Incontro con Paolo Rumiz
Rimini, 21 agosto – Triestino, Paolo Rumiz ha per natura nel sangue incroci e frontiere, ha sottolineato Davide Perillo, direttore di Tracce, introducendo all’Arena Percorsi A2 l’incontro con il noto scrittore e giornalista, editorialista di Repubblica. Rumiz ha viaggiato anche per raccontare guerre come quelle nei Balcani e in Afghanistan , reportage diventati di grande successo. Il suo ultimo viaggio in Europa si è però trasformato in un percorso attraverso 14 monasteri raccontati con il titolo “Il filo infinito”, quello che lega il monachesimo benedettino all’Europa di oggi.
«Ho incontrato recentemente Rumiz a Camerino», ha detto Perillo, «impegnato in collaborazione con l’Orchestra dei Giovani d’Europa, che ha accompagnato la lettura di suoi testi con l’esecuzione di brani di Ravel, Beethoven. Perché Rumiz ha sentito l’urgenza di cercare questa radice che ha fatto nascere e crescere l’Europa?».
«Ѐ un’idea che si sviluppò quando ebbi occasione di viaggiare lungo la linea di faglia di un paesaggio sismico, ma unico al mondo per la bellezza, gli Appennini», ha raccontato Rumiz. «E scendendo a Norcia, a Camerino, vidi l’oscenità di queste case sventrate, ancora aperte nella loro intimità. Fui folgorato dalla celeste bellezza piegata dalla forza del sottosuolo. Ma la più grande impressione fu vedere, nel cuore di Norcia distrutta, la statua del santo con la scritta “Patrono d’Europa” ergersi ancora intatta. Cosa mi indicava, era forse un gesto come per dirmi cosa potesse essere utile per questa Europa allo sbando? Quella notte non feci altro che approfondire la storia di quest’uomo, e la sua opera mi apparve come qualcosa di straordinario e di inaudito in quel VI secolo, il più buio della sua storia, in cui l’Europa era attraversata da milioni di barbari, non “quattro gatti” come quelli che oggi attraversano il mare».
San Benedetto, ha aggiunto Rumiz, veniva quindi da una terra sismica, ed era un uomo abituato a lasciare la propria residenza. Fece nascere una rete civiltà, costituita dai monasteri che erano luoghi d’eccellenza, collegati tra loro da cammini atti anche alla sosta, luoghi dove si pregava, si lavorava e si viveva con gioia. Nelle immagini più antiche dell’Ordine San Benedetto è pertanto mostrato con la zappa in mano, a riconoscere la santità del lavoro. La sua fu una visione “tellurica” del sacro, uno spaesamento tra il celeste e il buio più profondo che fece nascere una visione del mondo che attuava in pieno il Cristianesimo.

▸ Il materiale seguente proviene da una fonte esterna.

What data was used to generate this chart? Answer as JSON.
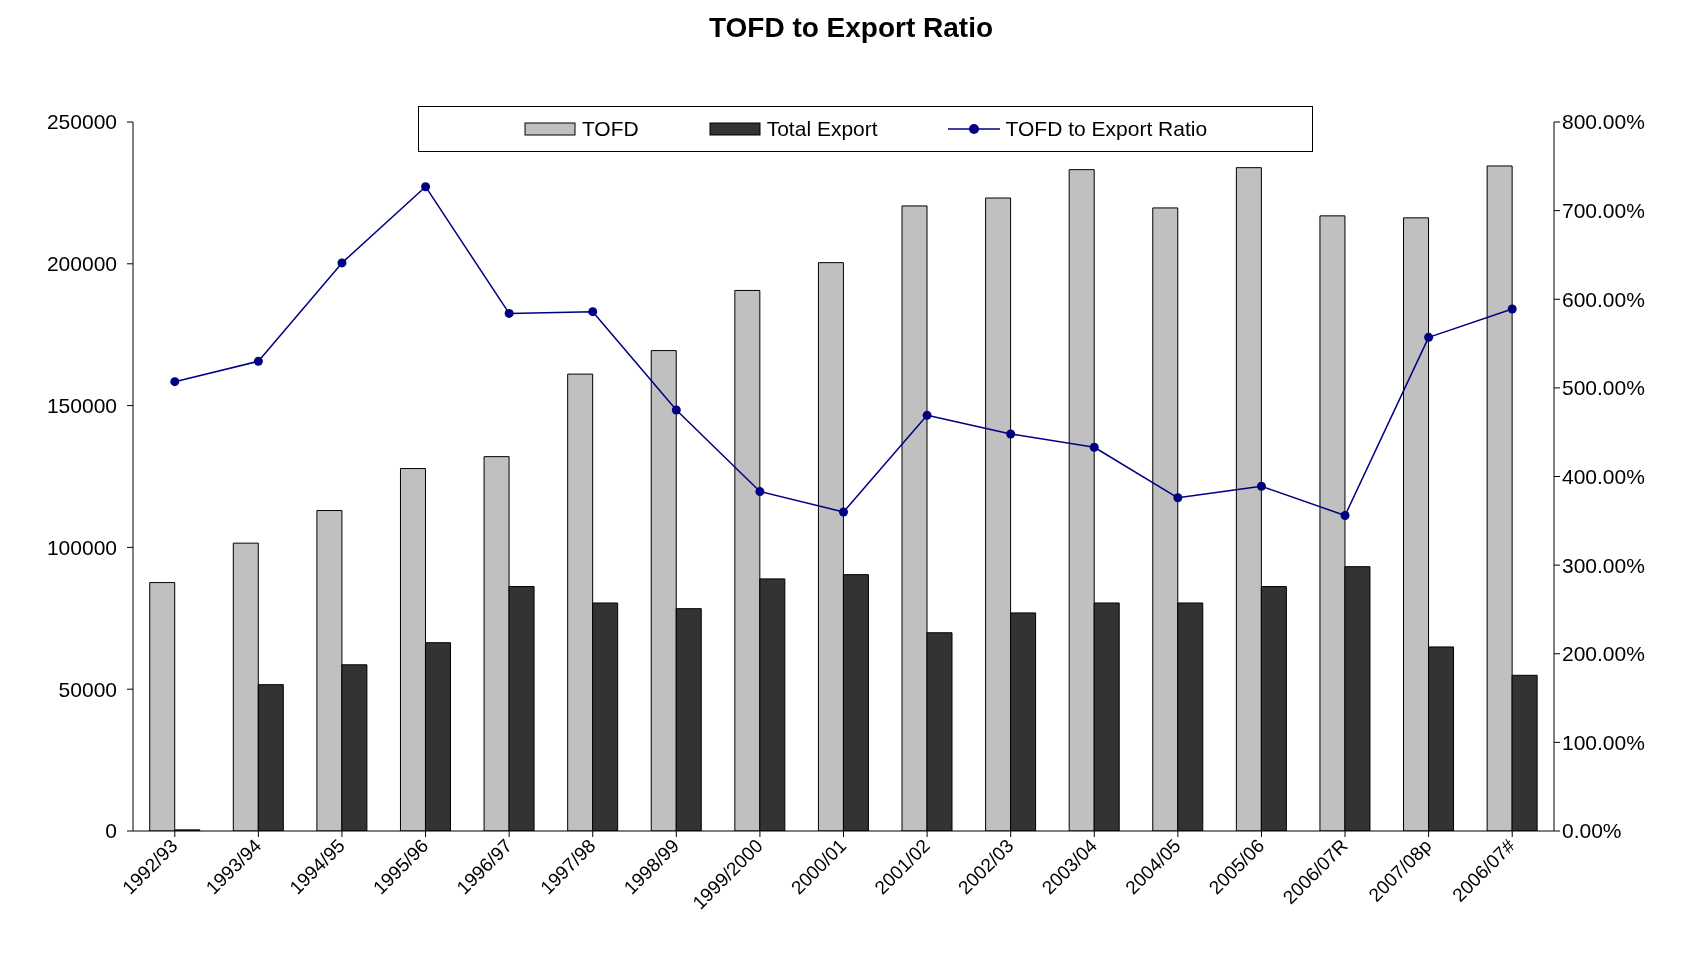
{
  "chart_data": {
    "type": "bar",
    "title": "TOFD to Export Ratio",
    "categories": [
      "1992/93",
      "1993/94",
      "1994/95",
      "1995/96",
      "1996/97",
      "1997/98",
      "1998/99",
      "1999/2000",
      "2000/01",
      "2001/02",
      "2002/03",
      "2003/04",
      "2004/05",
      "2005/06",
      "2006/07R",
      "2007/08p",
      "2006/07#"
    ],
    "series": [
      {
        "name": "TOFD",
        "color": "#c0c0c0",
        "values": [
          87600,
          101500,
          113000,
          127800,
          132000,
          161100,
          169400,
          190600,
          200400,
          220400,
          223200,
          233200,
          219700,
          233900,
          216900,
          216200,
          234500
        ]
      },
      {
        "name": "Total Export",
        "color": "#333333",
        "values": [
          400,
          51600,
          58600,
          66400,
          86200,
          80400,
          78400,
          88900,
          90400,
          69900,
          76900,
          80400,
          80400,
          86200,
          93200,
          64900,
          54900
        ]
      },
      {
        "name": "TOFD to Export Ratio",
        "type": "line",
        "axis": "y2",
        "color": "#000080",
        "values": [
          507,
          530,
          641,
          727,
          584,
          586,
          475,
          383,
          360,
          469,
          448,
          433,
          376,
          389,
          356,
          557,
          589
        ]
      }
    ],
    "ylim": [
      0,
      250000
    ],
    "yticks": [
      0,
      50000,
      100000,
      150000,
      200000,
      250000
    ],
    "y2lim": [
      0,
      800
    ],
    "y2ticks": [
      {
        "value": 0,
        "label": "0.00%"
      },
      {
        "value": 100,
        "label": "100.00%"
      },
      {
        "value": 200,
        "label": "200.00%"
      },
      {
        "value": 300,
        "label": "300.00%"
      },
      {
        "value": 400,
        "label": "400.00%"
      },
      {
        "value": 500,
        "label": "500.00%"
      },
      {
        "value": 600,
        "label": "600.00%"
      },
      {
        "value": 700,
        "label": "700.00%"
      },
      {
        "value": 800,
        "label": "800.00%"
      }
    ],
    "legend": "top",
    "marker": "circle"
  }
}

«Cosa ha quindi scoperto di attuale anche per l’oggi?», ha chiesto Perillo. «Ad esempio l’accento posto nella valorizzazione del paesaggio sul “genius loci”, che fosse quello dell’agricoltura, della produzione vinicola, o della salvezza dei codici antichi», ha replicato l’ospite. «Anche se forse non ce ne rendiamo conto, siamo immersi in un paesaggio benedettino. Tutti, bussando alla porte dei monasteri, potevano essere accolti. Erano migranti loro stessi. San Colombano venne dall’Irlanda agli Appennini. La rinascita dell’Italia è stata frutto di una risistemazione razionale e perfetta della linea di faglia che attraversa l’Appennino. Anche il canto, insieme alla semplicità dei gesti, era un elemento importante che colpiva i barbari, perché attraverso la voce si sentiva che c’era un mondo nuovo e faceva pensare a coloro che venivano da lontano; “iI Dio di questi uomini è un Dio che funziona”. Un santo perimetro che non era chiuso in sé stesso, ma fatto per accogliere “Colui che viene”.